Ancient Wise Counsel:

As an historian, Alexis de Tocqueville reminded his fellow Catholics in Europe and America that when the Church is disentangled from political ties, her mission flourishes all the more. From his book, Democracy in America, he identifies the reason behind the spiritual success of a politically detached Church:

“When a religion founds its empire upon the desire of immortality which lives in every human heart, it may aspire to universal dominion; but when it connects itself to a government…it forfeits the hope of reigning over all. As long as a religion rests upon those sentiments which are the consolation of all afflictions, it may attract the affections of mankind…”

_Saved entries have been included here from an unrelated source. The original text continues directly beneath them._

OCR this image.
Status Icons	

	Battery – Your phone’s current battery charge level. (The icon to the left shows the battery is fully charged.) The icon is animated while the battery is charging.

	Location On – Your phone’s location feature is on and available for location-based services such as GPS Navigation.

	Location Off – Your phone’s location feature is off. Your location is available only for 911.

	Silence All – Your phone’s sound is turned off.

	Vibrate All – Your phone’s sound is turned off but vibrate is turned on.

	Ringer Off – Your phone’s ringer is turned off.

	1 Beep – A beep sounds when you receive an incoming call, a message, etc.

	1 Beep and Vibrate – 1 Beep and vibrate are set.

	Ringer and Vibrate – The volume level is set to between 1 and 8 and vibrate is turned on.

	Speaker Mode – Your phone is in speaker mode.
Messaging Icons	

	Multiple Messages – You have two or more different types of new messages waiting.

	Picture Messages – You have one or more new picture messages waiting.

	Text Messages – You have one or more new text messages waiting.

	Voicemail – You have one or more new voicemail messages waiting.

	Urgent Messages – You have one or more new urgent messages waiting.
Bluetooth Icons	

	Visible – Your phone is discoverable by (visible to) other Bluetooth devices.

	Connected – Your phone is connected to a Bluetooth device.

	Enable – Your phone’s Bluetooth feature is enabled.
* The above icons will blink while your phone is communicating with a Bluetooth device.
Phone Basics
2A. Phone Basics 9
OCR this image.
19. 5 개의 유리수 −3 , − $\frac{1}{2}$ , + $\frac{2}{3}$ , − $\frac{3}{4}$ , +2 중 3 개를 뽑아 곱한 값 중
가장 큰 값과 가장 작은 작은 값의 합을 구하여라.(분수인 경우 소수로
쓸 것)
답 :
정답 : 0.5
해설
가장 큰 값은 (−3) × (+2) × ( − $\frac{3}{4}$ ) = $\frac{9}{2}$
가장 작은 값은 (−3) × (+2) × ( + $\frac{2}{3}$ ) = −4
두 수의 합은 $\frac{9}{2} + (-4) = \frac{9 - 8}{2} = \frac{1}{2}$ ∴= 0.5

God, death, and immortality are topics which appeal to the human spirit because the life of the body is short and uncertain. As Psalm 103 reminds us: “As for man, his days are like the grass; he blossoms like a flower in the field. A wind sweeps over it and it is gone; its place knows it no more.” These truths may become irrelevant to a society that has grown prosperous and comfortable (such as our own), but they nevertheless have enduring relevance to individuals. After all, death awaits us all. When loved ones precede us in death, when marriages are troubled, or when life loses its luster through suffering, quite often we look for answers. It is during these times of crisis that we become acutely aware of our exile. We are but migrants in search of a better home. Hence, when the Gospel is made to apply to our mortality and the search for God, then it enjoys a universal appeal that transcends all barriers. With this, the Catholic Church is in a much better position to represent He who said, “My kingdom does not belong to this world…my kingdom is not here."